Une maladie a conférée par un allèle défectueux d’un locus biallélique touche dans une
population un enfant sur 8000 à la naissance. L’allèle « défectueux » est dominant sur l’allèle
sain.
1) En considérant que la composition génétique de la population est stable et que la
maladie est létale dans l’enfance, estimez le taux de mutation vers l’allèle
pathogène.
2) Généralisez ce résultat au cas où la maladie n’est que partiellement délétère,
conférant une valeur sélective de (1-s) aux individus porteurs.

Soit A l’allèle sain et a l’allèle conférant la maladie. Leurs fréquences sont p et q.

1) Maladie létale
AA Aa aa
Fréquences initiales (zygotes) p² 2pq q²
Valeurs sélectives w1 = 1 w2 = 0 w3 = 0
Fréquences après sélection (adultes) p²/p² 0 0
p’=Fréquence de l’allèle A chez les individus reproducteurs = 1 (tous les porteurs sont
éliminés avant reproduction)
La mutation intervient alors dans le pool de gamètes : p’’=p’(1-u)=1-u
La composition de la population est stable dans le temps, donc p’’=p  p=1-u
u=q
Si la maladie est létale dans l’enfance (s =1), alors la fréquence des allèles conférant
la maladie est égale au taux de mutation.

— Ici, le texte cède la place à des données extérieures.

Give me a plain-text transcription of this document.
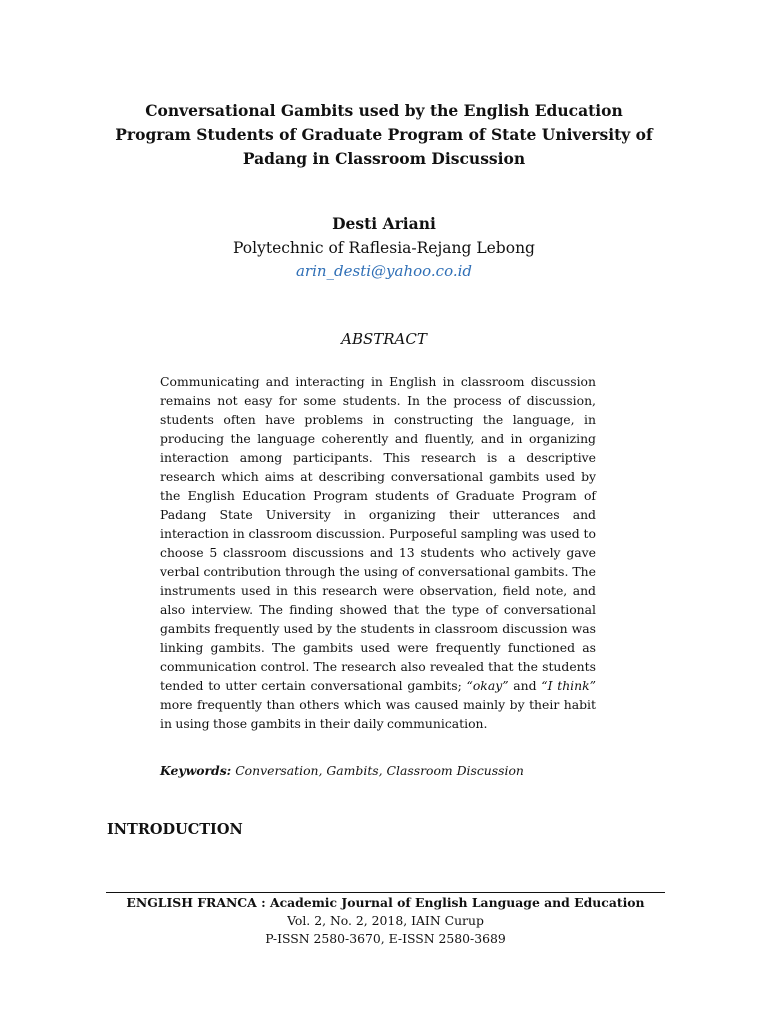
Conversational Gambits used by the English Education
Program Students of Graduate Program of State University of
Padang in Classroom Discussion
Desti Ariani
Polytechnic of Raflesia-Rejang Lebong
arin_desti@yahoo.co.id
ABSTRACT
Communicating and interacting in English in classroom discussion remains not easy for some students. In the process of discussion, students often have problems in constructing the language, in producing the language coherently and fluently, and in organizing interaction among participants. This research is a descriptive research which aims at describing conversational gambits used by the English Education Program students of Graduate Program of Padang State University in organizing their utterances and interaction in classroom discussion. Purposeful sampling was used to choose 5 classroom discussions and 13 students who actively gave verbal contribution through the using of conversational gambits. The instruments used in this research were observation, field note, and also interview. The finding showed that the type of conversational gambits frequently used by the students in classroom discussion was linking gambits. The gambits used were frequently functioned as communication control. The research also revealed that the students tended to utter certain conversational gambits; “okay” and “I think” more frequently than others which was caused mainly by their habit in using those gambits in their daily communication.
Keywords: Conversation, Gambits, Classroom Discussion
INTRODUCTION
ENGLISH FRANCA : Academic Journal of English Language and Education
Vol. 2, No. 2, 2018, IAIN Curup
P-ISSN 2580-3670, E-ISSN 2580-3689
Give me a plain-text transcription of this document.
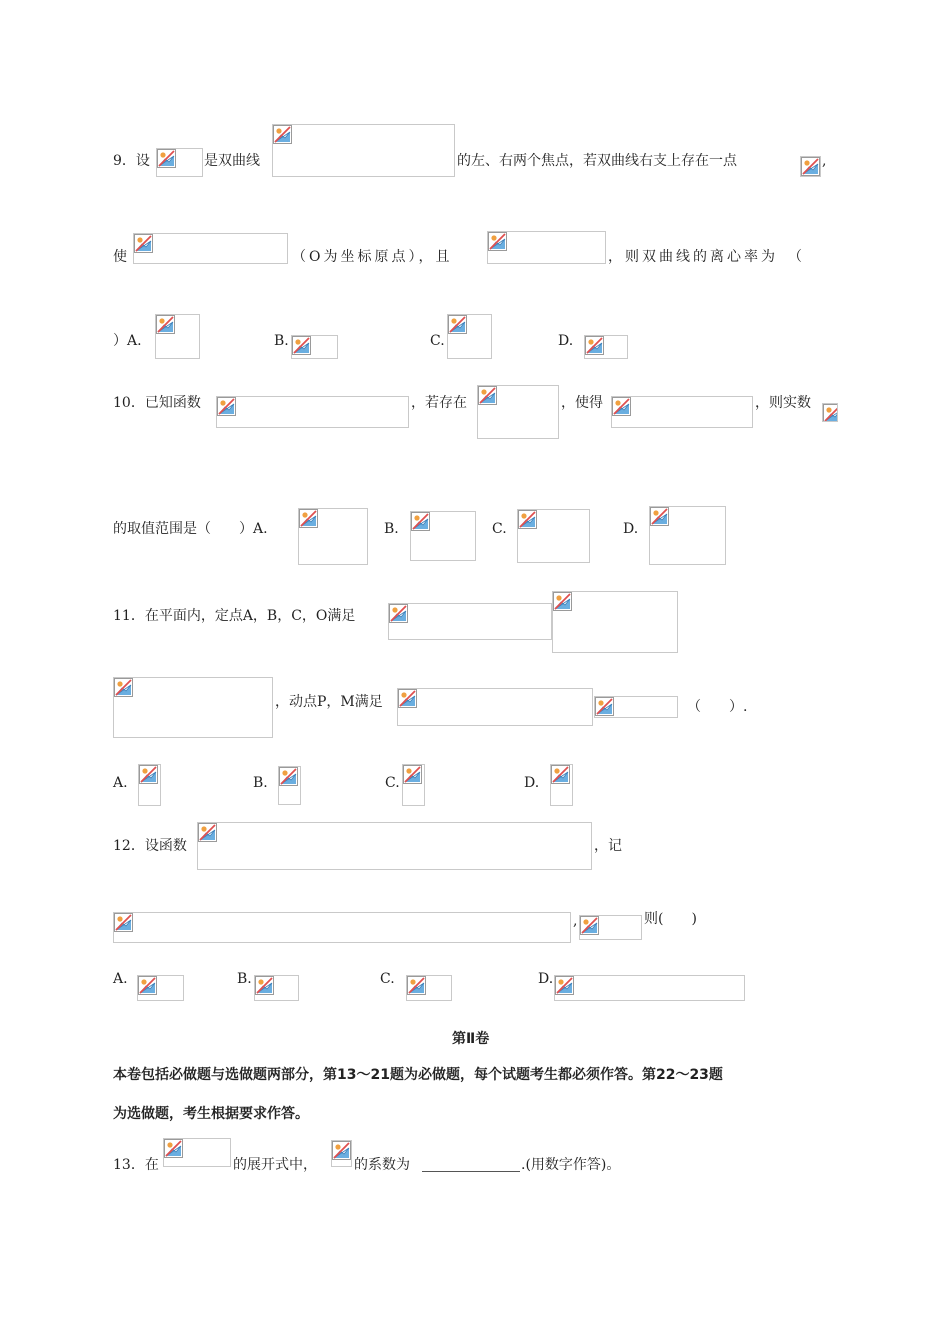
9．设	是双曲线	的左、右两个焦点，若双曲线右支上存在一点	,
使	（O为坐标原点），且	，则双曲线的离心率为　（
）A.	B.	C.	D.
10．已知函数	，若存在	，使得	，则实数
的取值范围是（　　）A.	B.	C.	D.
11．在平面内，定点A，B，C，O满足
，动点P，M满足	（　　）.
A.	B.	C.	D.
12．设函数	，记
,	则(　　)
A.	B.	C.	D.
第Ⅱ卷
本卷包括必做题与选做题两部分，第13～21题为必做题，每个试题考生都必须作答。第22～23题
为选做题，考生根据要求作答。
13．在	的展开式中，	的系数为	.(用数字作答)。
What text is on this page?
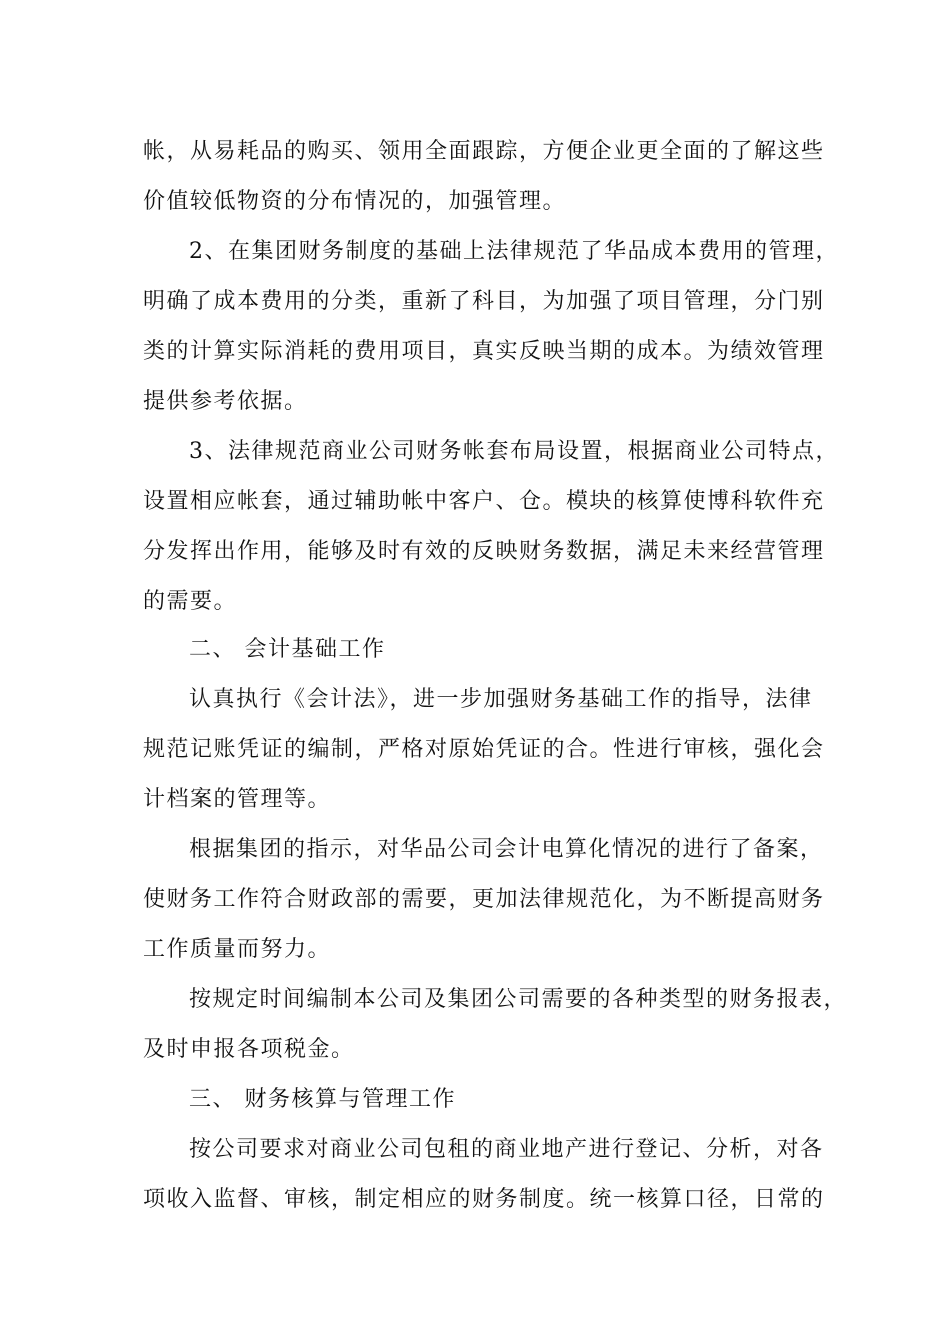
帐，从易耗品的购买、领用全面跟踪，方便企业更全面的了解这些
价值较低物资的分布情况的，加强管理。
2、在集团财务制度的基础上法律规范了华品成本费用的管理，
明确了成本费用的分类，重新了科目，为加强了项目管理，分门别
类的计算实际消耗的费用项目，真实反映当期的成本。为绩效管理
提供参考依据。
3、法律规范商业公司财务帐套布局设置，根据商业公司特点，
设置相应帐套，通过辅助帐中客户、仓。模块的核算使博科软件充
分发挥出作用，能够及时有效的反映财务数据，满足未来经营管理
的需要。
二、 会计基础工作
认真执行《会计法》，进一步加强财务基础工作的指导，法律
规范记账凭证的编制，严格对原始凭证的合。性进行审核，强化会
计档案的管理等。
根据集团的指示，对华品公司会计电算化情况的进行了备案，
使财务工作符合财政部的需要，更加法律规范化，为不断提高财务
工作质量而努力。
按规定时间编制本公司及集团公司需要的各种类型的财务报表，
及时申报各项税金。
三、 财务核算与管理工作
按公司要求对商业公司包租的商业地产进行登记、分析，对各
项收入监督、审核，制定相应的财务制度。统一核算口径，日常的
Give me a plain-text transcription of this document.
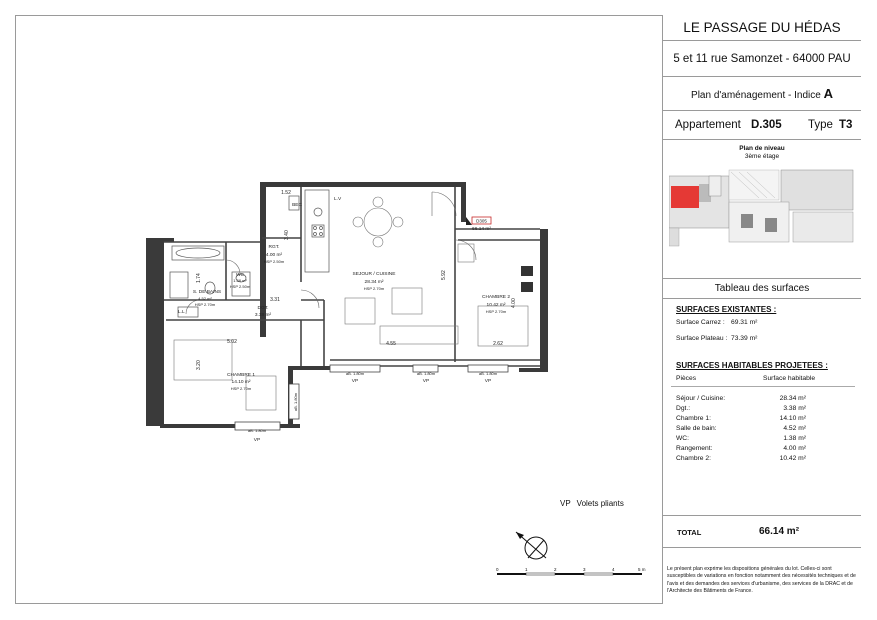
D305
66.14 m²
SEJOUR / CUISINE
28.34 m²
HSP 2.70m
CHAMBRE 1
14.10 m²
HSP 2.70m
CHAMBRE 2
10.42 m²
HSP 2.70m
S. DE BAINS
4.52 m²
HSP 2.70m
WC
1.38 m²
HSP 2.50m
RGT.
4.00 m²
HSP 2.50m
DGT.
3.38 m²
BEC
L.V
L.L
VP
VP	VP	VP
aB. 1.80m
aB. 1.80m	aB. 1.80m	aB. 1.80m
aB. 1.80m
1.52
3.40
5.92
3.31
5.02	4.55	2.62
3.20
4.00
1.74
VP Volets pliants
0	1	2	3	4	5 m
LE PASSAGE DU HÉDAS
5 et 11 rue Samonzet - 64000 PAU
Plan d'aménagement - Indice A
Appartement D.305 Type T3
Plan de niveau
3ème étage
Tableau des surfaces
SURFACES EXISTANTES :
Surface Carrez : 69.31 m²
Surface Plateau : 73.39 m²
SURFACES HABITABLES PROJETEES :
Pièces	Surface habitable
Séjour / Cuisine:	28.34 m²
Dgt.:	3.38 m²
Chambre 1:	14.10 m²
Salle de bain:	4.52 m²
WC:	1.38 m²
Rangement:	4.00 m²
Chambre 2:	10.42 m²
TOTAL	66.14 m²
Le présent plan exprime les dispositions générales du lot. Celles-ci sont susceptibles de variations en fonction notamment des nécessités techniques et de l'avis et des demandes des services d'urbanisme, des services de la DRAC et de l'Architecte des Bâtiments de France.
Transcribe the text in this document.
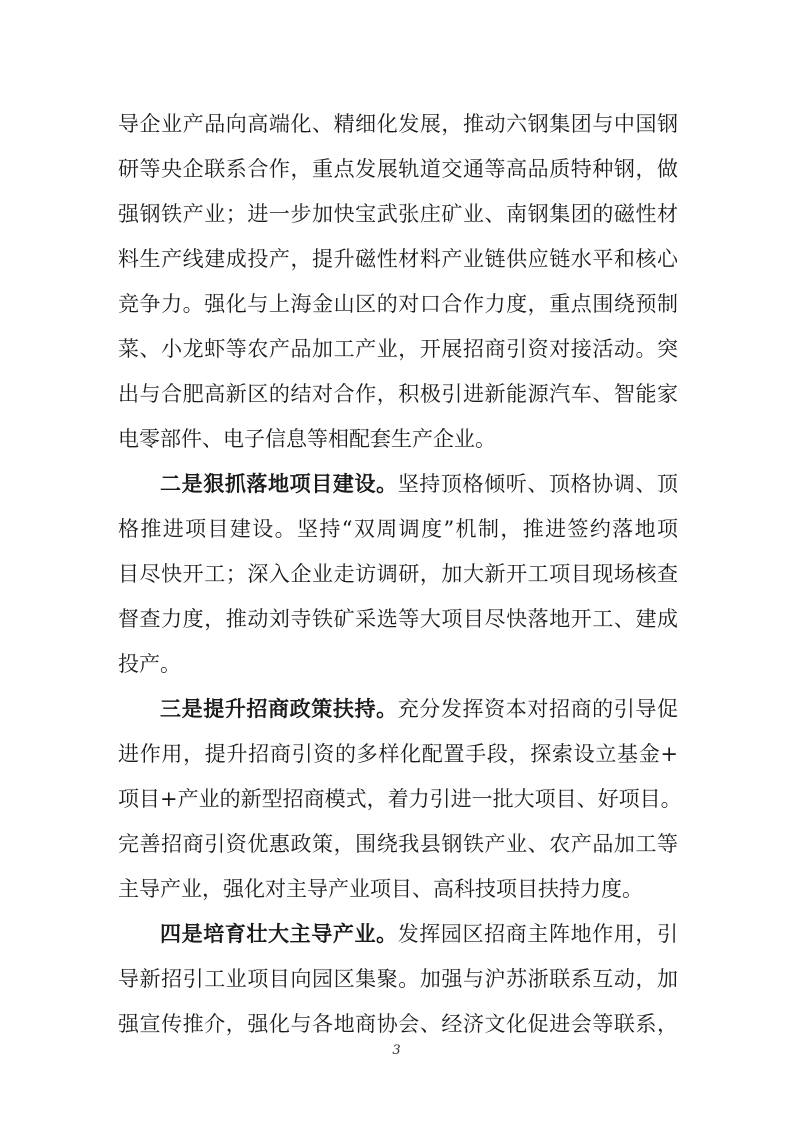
导企业产品向高端化、精细化发展，推动六钢集团与中国钢
研等央企联系合作，重点发展轨道交通等高品质特种钢，做
强钢铁产业；进一步加快宝武张庄矿业、南钢集团的磁性材
料生产线建成投产，提升磁性材料产业链供应链水平和核心
竞争力。强化与上海金山区的对口合作力度，重点围绕预制
菜、小龙虾等农产品加工产业，开展招商引资对接活动。突
出与合肥高新区的结对合作，积极引进新能源汽车、智能家
电零部件、电子信息等相配套生产企业。
二是狠抓落地项目建设。坚持顶格倾听、顶格协调、顶
格推进项目建设。坚持“双周调度”机制，推进签约落地项
目尽快开工；深入企业走访调研，加大新开工项目现场核查
督查力度，推动刘寺铁矿采选等大项目尽快落地开工、建成
投产。
三是提升招商政策扶持。充分发挥资本对招商的引导促
进作用，提升招商引资的多样化配置手段，探索设立基金+
项目+产业的新型招商模式，着力引进一批大项目、好项目。
完善招商引资优惠政策，围绕我县钢铁产业、农产品加工等
主导产业，强化对主导产业项目、高科技项目扶持力度。
四是培育壮大主导产业。发挥园区招商主阵地作用，引
导新招引工业项目向园区集聚。加强与沪苏浙联系互动，加
强宣传推介，强化与各地商协会、经济文化促进会等联系，
3
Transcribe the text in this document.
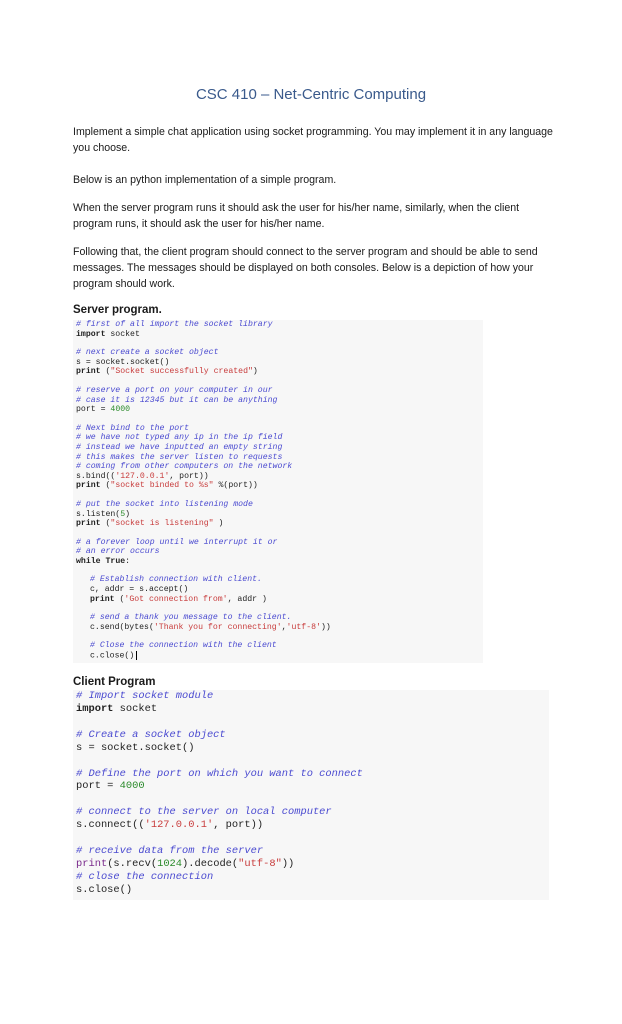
CSC 410 – Net-Centric Computing

Implement a simple chat application using socket programming. You may implement it in any language you choose.

Below is an python implementation of a simple program.

When the server program runs it should ask the user for his/her name, similarly, when the client program runs, it should ask the user for his/her name.

Following that, the client program should connect to the server program and should be able to send messages. The messages should be displayed on both consoles. Below is a depiction of how your program should work.

Server program.
# first of all import the socket library
import socket
# next create a socket object
s = socket.socket()
print ("Socket successfully created")
# reserve a port on your computer in our
# case it is 12345 but it can be anything
port = 4000
# Next bind to the port
# we have not typed any ip in the ip field
# instead we have inputted an empty string
# this makes the server listen to requests
# coming from other computers on the network
s.bind(('127.0.0.1', port))
print ("socket binded to %s" %(port))
# put the socket into listening mode
s.listen(5)
print ("socket is listening" )
# a forever loop until we interrupt it or
# an error occurs
while True:
# Establish connection with client.
c, addr = s.accept()
print ('Got connection from', addr )
# send a thank you message to the client.
c.send(bytes('Thank you for connecting','utf-8'))
# Close the connection with the client
c.close()
Client Program
# Import socket module
import socket
# Create a socket object
s = socket.socket()
# Define the port on which you want to connect
port = 4000
# connect to the server on local computer
s.connect(('127.0.0.1', port))
# receive data from the server
print(s.recv(1024).decode("utf-8"))
# close the connection
s.close()
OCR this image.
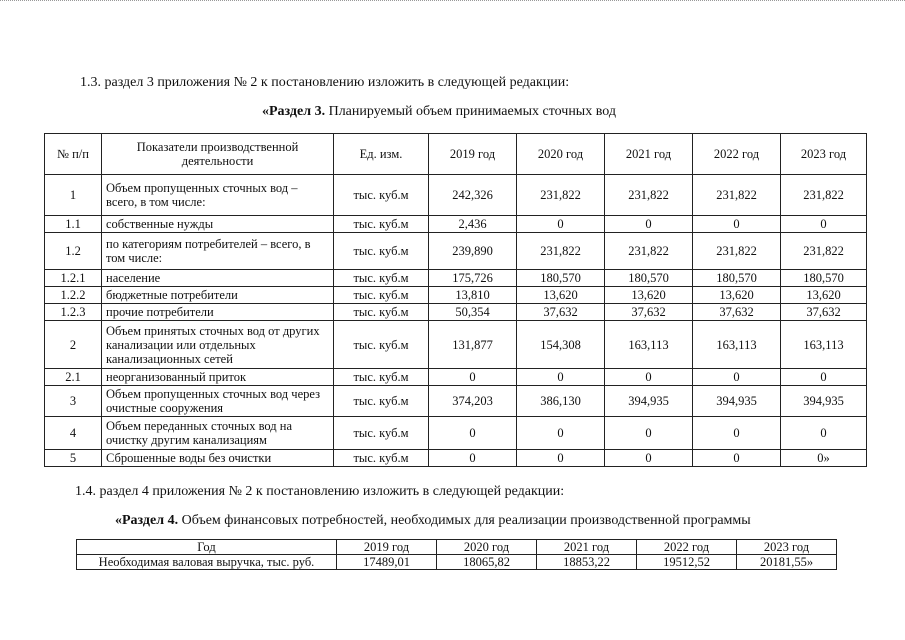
1.3. раздел 3 приложения № 2 к постановлению изложить в следующей редакции:
«Раздел 3. Планируемый объем принимаемых сточных вод
№ п/п	Показатели производственной деятельности	Ед. изм.	2019 год	2020 год	2021 год	2022 год	2023 год
1	Объем пропущенных сточных вод – всего, в том числе:	тыс. куб.м	242,326	231,822	231,822	231,822	231,822
1.1	собственные нужды	тыс. куб.м	2,436	0	0	0	0
1.2	по категориям потребителей – всего, в том числе:	тыс. куб.м	239,890	231,822	231,822	231,822	231,822
1.2.1	население	тыс. куб.м	175,726	180,570	180,570	180,570	180,570
1.2.2	бюджетные потребители	тыс. куб.м	13,810	13,620	13,620	13,620	13,620
1.2.3	прочие потребители	тыс. куб.м	50,354	37,632	37,632	37,632	37,632
2	Объем принятых сточных вод от других канализации или отдельных канализационных сетей	тыс. куб.м	131,877	154,308	163,113	163,113	163,113
2.1	неорганизованный приток	тыс. куб.м	0	0	0	0	0
3	Объем пропущенных сточных вод через очистные сооружения	тыс. куб.м	374,203	386,130	394,935	394,935	394,935
4	Объем переданных сточных вод на очистку другим канализациям	тыс. куб.м	0	0	0	0	0
5	Сброшенные воды без очистки	тыс. куб.м	0	0	0	0	0»
1.4. раздел 4 приложения № 2 к постановлению изложить в следующей редакции:
«Раздел 4. Объем финансовых потребностей, необходимых для реализации производственной программы
Год	2019 год	2020 год	2021 год	2022 год	2023 год
Необходимая валовая выручка, тыс. руб.	17489,01	18065,82	18853,22	19512,52	20181,55»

2) Maladie partiellement délétère :

AA Aa aa
Fréquences initiales (zygotes) p² 2pq q²
Valeurs sélectives w1 = 1 w2 = 1-s w3 = 1-s
Fréquences après sélection (adultes) p²/wbarre 2pq(1-s)/wbarre (1-s)q²/wbarre

avec wbarre = p² + (1-s)2pq + (1-s)q² = 1 – q²s


wbarre = p² (1 – s + s) + (1-s)2pq + (1-s)q² = (1-s) + sp²

Fréquence de l’allèle A chez les individus reproducteurs :


p’ = (p²+(1-s)pq)/ [p2+(1-s)*2pq+(1-s)q2]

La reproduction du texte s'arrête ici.